Closed Source Distillation Is A Half-Finished Puzzle
Everyone is distilling models lately. TeichAI does it. I do it. The internet is full of tiny models claiming to be smart because they learned from big models. There is a catch. A big one. Closed source models will never be properly distilled through an API.
I know this sounds like sour grapes from someone who cannot afford API credits. This comes down to math. This comes down to probability. This comes down to the difference between knowing what someone said and knowing what they almost said.
Distillation without logits is like learning to cook by tasting the food but never seeing the recipe. You might get close. You will never be the chef.
The Secret Sauce: Top 50 Tokens
Proper distillation requires more than the final output text. You need the probability distribution. For every token the teacher model generates, you need to know the top 50 tokens it considered. You need the probabilities. You need the logits.
This tells the student model what is right and what is almost right. It teaches nuance. It teaches the shape of the decision boundary. It teaches the model why "Paris" ranks higher than "London" for the capital of France even if both are cities.
Token: "Paris"
Probability: 0.85
Top 50 Alternatives:
1. London (0.05)
2. Berlin (0.03)
3. Rome (0.02)
...
# This is gold. This is what makes small models smart.

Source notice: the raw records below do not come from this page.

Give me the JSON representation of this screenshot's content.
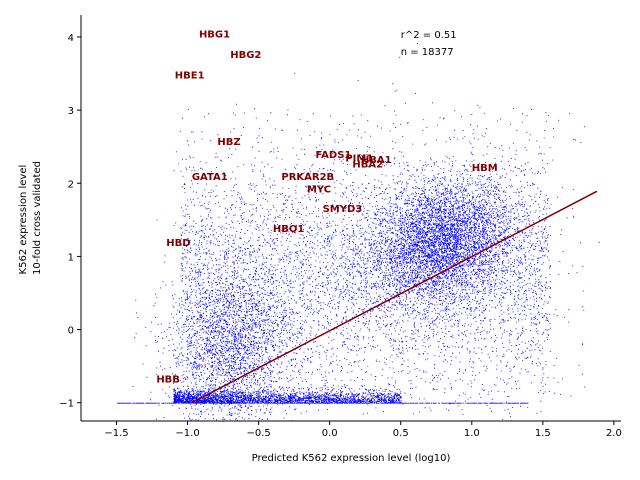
{
  "chart_data": {
    "type": "scatter",
    "title": "",
    "xlabel": "Predicted K562 expression level (log10)",
    "ylabel_lines": [
      "K562 expression level",
      "10-fold cross validated"
    ],
    "xlim": [
      -1.75,
      2.05
    ],
    "ylim": [
      -1.25,
      4.3
    ],
    "x_ticks": [
      -1.5,
      -1.0,
      -0.5,
      0.0,
      0.5,
      1.0,
      1.5,
      2.0
    ],
    "x_tick_labels": [
      "−1.5",
      "−1.0",
      "−0.5",
      "0.0",
      "0.5",
      "1.0",
      "1.5",
      "2.0"
    ],
    "y_ticks": [
      -1,
      0,
      1,
      2,
      3,
      4
    ],
    "y_tick_labels": [
      "−1",
      "0",
      "1",
      "2",
      "3",
      "4"
    ],
    "grid": false,
    "point_color": "#0000ff",
    "line_color": "#800000",
    "label_color": "#800000",
    "stats": {
      "r2": "r^2 = 0.51",
      "n": "n = 18377"
    },
    "fit_line": {
      "x": [
        -0.97,
        1.88
      ],
      "y": [
        -1.0,
        1.89
      ]
    },
    "annotations": [
      {
        "text": "HBG1",
        "x": -0.92,
        "y": 4.05
      },
      {
        "text": "HBG2",
        "x": -0.7,
        "y": 3.77
      },
      {
        "text": "HBE1",
        "x": -1.09,
        "y": 3.49
      },
      {
        "text": "HBZ",
        "x": -0.79,
        "y": 2.58
      },
      {
        "text": "FADS1",
        "x": -0.1,
        "y": 2.4
      },
      {
        "text": "PIM1",
        "x": 0.11,
        "y": 2.35
      },
      {
        "text": "HBA1",
        "x": 0.22,
        "y": 2.33
      },
      {
        "text": "HBA2",
        "x": 0.16,
        "y": 2.27
      },
      {
        "text": "HBM",
        "x": 1.0,
        "y": 2.22
      },
      {
        "text": "GATA1",
        "x": -0.97,
        "y": 2.1
      },
      {
        "text": "PRKAR2B",
        "x": -0.34,
        "y": 2.1
      },
      {
        "text": "MYC",
        "x": -0.16,
        "y": 1.93
      },
      {
        "text": "SMYD3",
        "x": -0.05,
        "y": 1.66
      },
      {
        "text": "HBQ1",
        "x": -0.4,
        "y": 1.39
      },
      {
        "text": "HBD",
        "x": -1.15,
        "y": 1.2
      },
      {
        "text": "HBB",
        "x": -1.22,
        "y": -0.67
      }
    ]
  }
}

Without this information you are training on completions only. You are teaching the student to mimic the answer. The reasoning process stays hidden.
My Haiku Experience
I am using distillation on my Haiku model. It has 1 million parameters. It used to be silent. It used to output gibberish. Now it speaks. It forms sentences. It occasionally makes sense. This improvement came from distillation with full probability distributions.
The model learned which tokens to pick and which tokens to avoid. It learned the confidence of the teacher. When the teacher was uncertain the student learned to be uncertain. When the teacher was confident the student learned to commit. This nuance is invisible in text-only distillation.
Haiku still thinks fish are numbers sometimes. Progress remains slow. At least it speaks now.
The API Workaround Problem
People suggest a workaround. Prompt the API 50 times with high temperature. Collect all the different outputs. Use that as a proxy for the distribution. This approach has problems.
Sampling is random. Probability is exact. Rolling a die 50 times tells you something about the die. It does not tell you the weight of each face. Results can be skewed. Accuracy suffers.
True Distribution: [0.5, 0.3, 0.2]
50 Samples: Might look like [0.4, 0.4, 0.2]
Variance: High
Accuracy: Low
# You are approximating an approximation.
It is also expensive. Fifty API calls per token. A single response with 100 tokens costs 5000 API calls. You will go bankrupt before you finish one dataset. The economics do not work. The math does not work.
My bank account prefers local training. My bank account prefers free gradients. My bank account cries when I mention API keys.
Why Closed Source Fails Here
Closed source providers do not give you logits. They give you text. They give you a finished product. They do not give you the ingredients. This protects their IP. It also prevents proper distillation.
You can distill behavior. You can distill style. You can distill the final answers. The reasoning process requires the probability distribution. You are training a mimic. The thinker remains hidden behind the API wall.
Open weights are not just about freedom. They are about fidelity. You cannot teach a small model to think like a big model if you cannot see how the big model thinks.
The Open Source Advantage
Open weights give you everything. Logits. Probabilities. Hidden states if you want them. You can extract the full distribution for every token. You can train your student model on the exact decision process of the teacher.
Open source distillation will always be superior. Data quality matters. Data depth matters more. Text is surface level. Logits are deep structure. You need depth for true intelligence transfer.
What This Means For TinyMemoryLM
My Haiku model improved because I had access to the full distributions. Sonnet-2 will use Engram and TeichAI techniques. Opus will benefit from everything I have learned. They will all be open weights. They will all allow proper distillation.
I want people to be able to distill my models properly. I want them to have the logits. I want them to teach their own tiny models to think. This is how the ecosystem grows. Share the recipe. Let everyone cook.
Final Thoughts
Closed source models cannot be properly distilled. You can approximate. You can sample. You can spend thousands on API calls. You will never get the true distribution. You will never get the full picture.
Open weights are the only path to true distillation. If you care about small models being smart you should care about open weights. This comes down to math. This comes down to probability. This comes down to the top 50 tokens that make the difference between gibberish and speech.